21 The Lord said to Moses, “When you return to Egypt, see that you perform before Pharaoh all the wonders I have given you the power to do. But I will harden his heart so that he will not let the people go. 22 Then say to Pharaoh, ‘This is what the Lord says: Israel is my firstborn son, 23 and I told you, “Let my son go, so he may worship me.” But you refused to let him go; so I will kill your firstborn son.'” Exodus 4:21-23

If you’ve read through this passage before, then you’ve probably asked the question, “Why would God harden Pharaoh’s heart?” Scholars have been asking that question from the beginning of time. There’s no simple answer to it. Even in the upcoming passages of the various plagues, the original Hebrew is sometimes ambiguous, sometimes God did it, or sometimes Pharaoh hardened his own heart. The Bible Project has more to say about this.

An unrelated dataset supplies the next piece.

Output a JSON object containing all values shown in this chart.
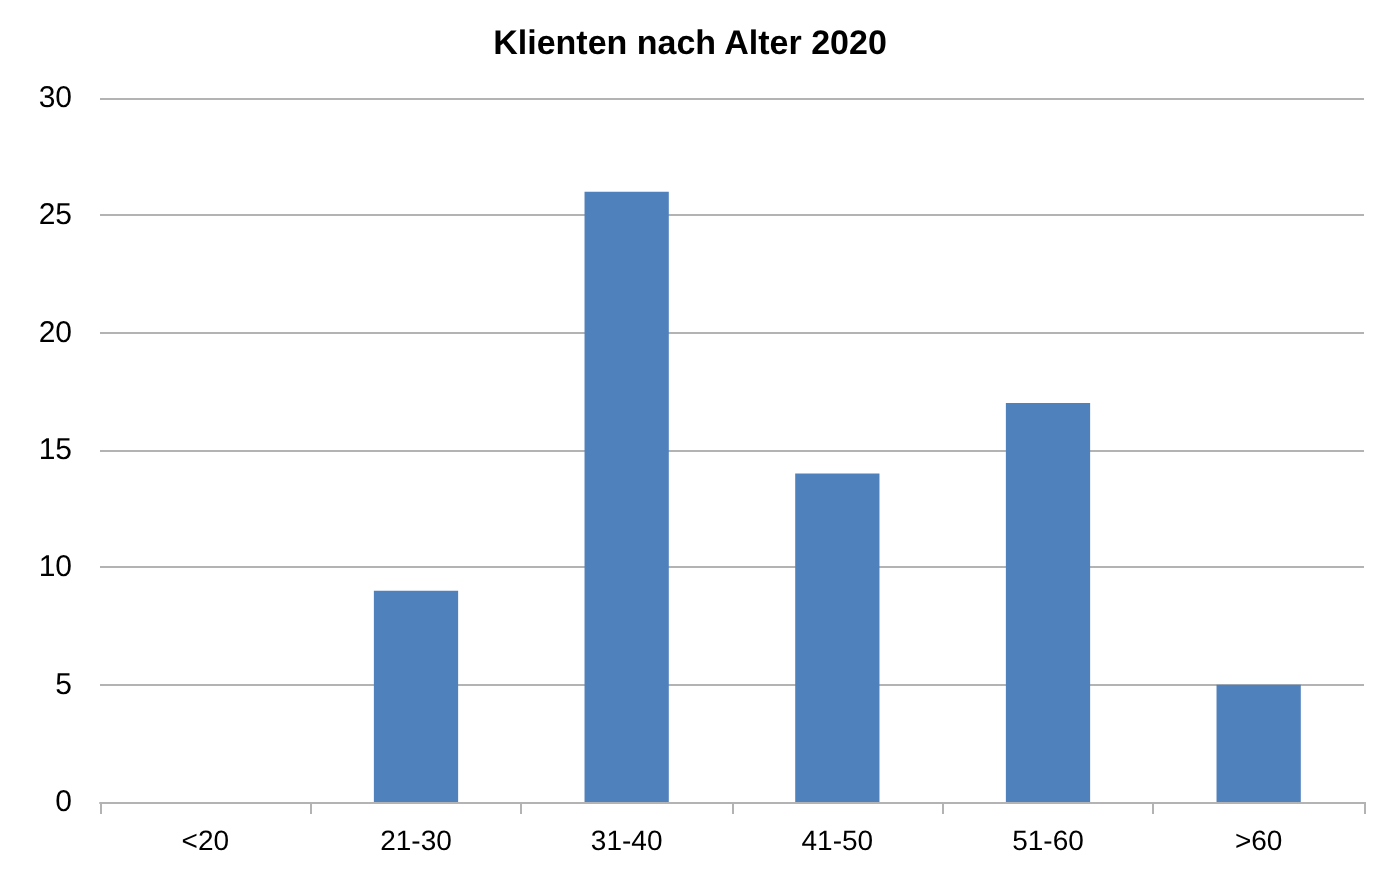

It’s clear that Pharaoh was not a humble man. Anyone who enslaves people against their will is arrogant and condescening by the very act of enslavement. They don’t care who they hurt or abuse. That has been the case throughout history.

A missionary once told me, humble yourself before God or God will humble you. So noted.

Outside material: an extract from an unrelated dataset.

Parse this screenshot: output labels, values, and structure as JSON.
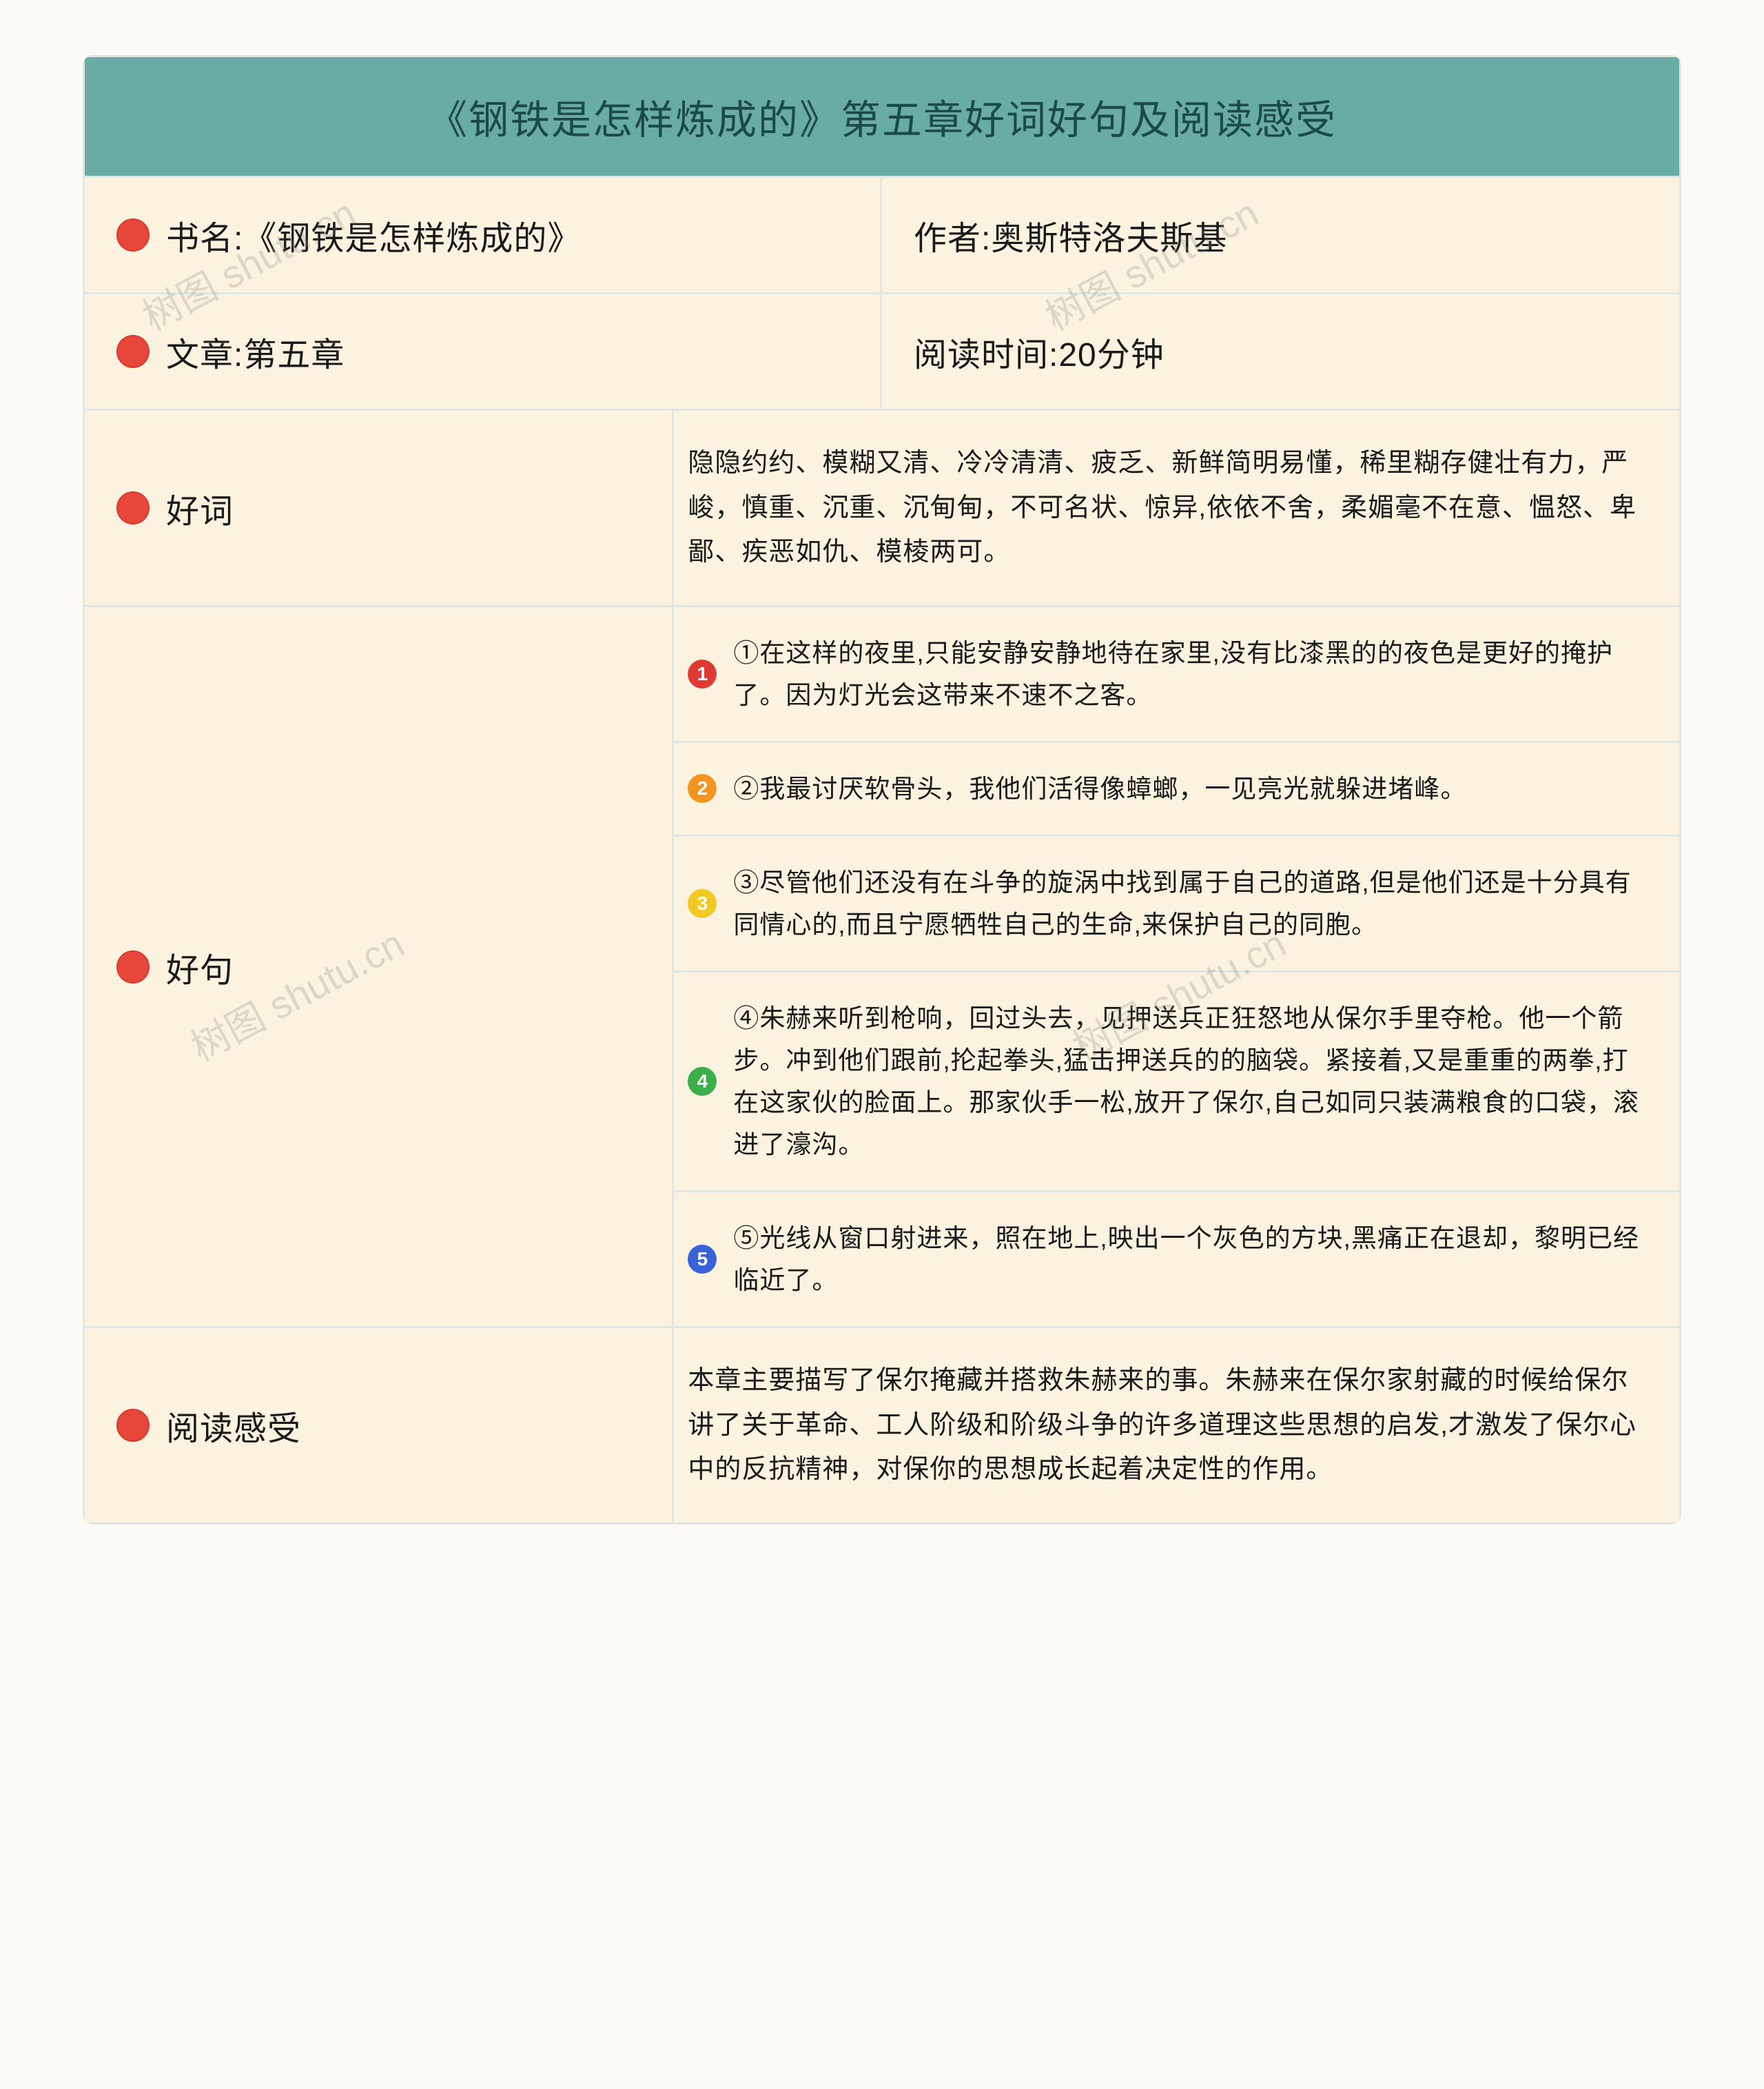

Moses had his work cut out for him. Not only was he to go speak but Pharaoh’s answer would be “No!” But he still had to go.

I knew a Coast Guard search and rescue helicopter pilot many years ago. Oh the stories he could tell! They had a saying in their field, “We may not return, but we have to go!”

Moses had to go even though the Lord already told him that Pharaoh would reject his request. That’s the missionary’s life in a nutshell, especially in unreached lands. There may be no converts but the Holy Spirit does that work. The missionary just has to be obedient to the call.